In the same two senior high years I shared with Jeannie's cousin there was another teenager, a quiet type who sat near the back and always looked studious in his glasses.
He had a younger sister, Lesley. By September 11, 2001, Lesley was living in New York and working on the 105th floor of the World Trade Centre's north tower.
She died that day when a terrorist's plane hit the tower below the 105th floor and no trace of her body was ever found.
The houses where Jeannie and I grew up side by side faced a park and a waterfront. As you looked out from our front verandas you could roughly make out, through the trees, where the water carved out a bay with two points at either end.
On one point after the September 11, 2001, terror attacks in Istanbul and New York a bench seat was built with a plaque for Amanda. On the other point there is a bench seat with a plaque for Lesley.
Years ago after those benches were built - each in a sunny, leafy position with a beautiful view - I wrote about that time and our shared histories.
We were families growing up in a small pocket of regional NSW. Three of us sitting in a classroom together back in the 1970s would be linked by tragedy years later - the brother of a New York terror attack victim, the uncle of an Istanbul terror attack victim, and a journalist who put personal feelings in a mental box for just long enough to do her job.
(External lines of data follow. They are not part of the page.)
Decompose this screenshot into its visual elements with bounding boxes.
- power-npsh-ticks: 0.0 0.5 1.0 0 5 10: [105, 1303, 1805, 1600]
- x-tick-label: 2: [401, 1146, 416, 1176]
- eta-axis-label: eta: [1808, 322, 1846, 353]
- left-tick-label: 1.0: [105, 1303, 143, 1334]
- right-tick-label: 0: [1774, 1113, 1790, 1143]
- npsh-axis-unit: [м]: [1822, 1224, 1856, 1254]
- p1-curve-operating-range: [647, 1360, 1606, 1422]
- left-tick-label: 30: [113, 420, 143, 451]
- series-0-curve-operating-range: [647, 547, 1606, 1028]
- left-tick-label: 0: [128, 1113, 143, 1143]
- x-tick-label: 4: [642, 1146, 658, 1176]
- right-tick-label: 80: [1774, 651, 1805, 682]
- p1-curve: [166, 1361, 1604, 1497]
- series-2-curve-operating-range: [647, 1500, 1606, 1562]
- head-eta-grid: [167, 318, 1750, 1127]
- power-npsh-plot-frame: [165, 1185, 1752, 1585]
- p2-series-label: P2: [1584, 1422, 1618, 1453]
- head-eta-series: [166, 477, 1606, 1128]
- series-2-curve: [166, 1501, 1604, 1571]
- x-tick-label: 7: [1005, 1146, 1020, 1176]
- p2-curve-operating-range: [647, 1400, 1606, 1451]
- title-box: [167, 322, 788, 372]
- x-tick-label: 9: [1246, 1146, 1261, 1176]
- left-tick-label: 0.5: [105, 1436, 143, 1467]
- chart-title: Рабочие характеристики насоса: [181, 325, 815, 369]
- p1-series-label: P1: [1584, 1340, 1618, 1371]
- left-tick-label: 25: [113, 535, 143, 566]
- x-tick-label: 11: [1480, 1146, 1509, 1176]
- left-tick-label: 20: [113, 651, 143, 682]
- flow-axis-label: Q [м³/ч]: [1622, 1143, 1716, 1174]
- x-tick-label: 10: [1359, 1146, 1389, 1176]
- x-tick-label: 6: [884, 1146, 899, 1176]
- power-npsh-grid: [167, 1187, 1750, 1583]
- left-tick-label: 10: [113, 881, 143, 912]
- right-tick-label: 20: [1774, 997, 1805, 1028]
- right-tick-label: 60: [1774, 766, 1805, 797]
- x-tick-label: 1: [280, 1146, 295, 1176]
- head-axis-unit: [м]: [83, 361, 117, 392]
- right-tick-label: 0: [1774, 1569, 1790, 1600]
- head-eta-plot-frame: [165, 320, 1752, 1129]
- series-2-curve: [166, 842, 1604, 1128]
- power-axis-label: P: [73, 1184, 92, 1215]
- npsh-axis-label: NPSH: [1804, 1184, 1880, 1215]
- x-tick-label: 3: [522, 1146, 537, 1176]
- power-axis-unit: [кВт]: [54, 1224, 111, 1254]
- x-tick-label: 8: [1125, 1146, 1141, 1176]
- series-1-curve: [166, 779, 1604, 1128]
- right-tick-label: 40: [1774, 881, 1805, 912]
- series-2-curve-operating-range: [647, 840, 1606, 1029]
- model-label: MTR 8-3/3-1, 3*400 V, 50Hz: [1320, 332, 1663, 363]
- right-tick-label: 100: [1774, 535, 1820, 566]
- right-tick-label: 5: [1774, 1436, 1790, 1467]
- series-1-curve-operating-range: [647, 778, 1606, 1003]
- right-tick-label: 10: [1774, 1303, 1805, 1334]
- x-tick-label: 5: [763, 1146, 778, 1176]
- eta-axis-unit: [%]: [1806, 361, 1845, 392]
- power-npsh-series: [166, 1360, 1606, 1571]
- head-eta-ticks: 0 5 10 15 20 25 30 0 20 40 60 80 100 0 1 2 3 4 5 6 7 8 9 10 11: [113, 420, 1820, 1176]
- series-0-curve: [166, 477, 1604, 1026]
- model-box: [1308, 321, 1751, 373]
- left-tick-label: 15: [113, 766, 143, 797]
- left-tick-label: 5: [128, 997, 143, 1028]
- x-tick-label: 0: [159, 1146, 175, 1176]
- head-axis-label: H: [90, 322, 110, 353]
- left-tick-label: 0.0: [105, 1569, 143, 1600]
Every so often I walk from point to point along the waterfront - past my family's old home which we left in 1976 and the site of Jeannie's old home which was knocked down for units.
The walk between those two benches several kilometres apart marks the boundaries of my childhood. Within those boundaries there was joy and love but also grief and tragedy.
Jeannie and I traded stories the other night. She left her graphic design job and house in Sydney to move down to a beautiful part of the southern highlands. She tried hard to recite my 10 brothers' and sisters' names, in chronological order, and did pretty well. She missed our fifth child completely and has no memory of the two little ones born not long before I left home.
She talked about Amanda and that dark time when the world seemed on the precipice of an even deeper darkness. And I left quietly later without seeking her out, because besties don't say goodbye.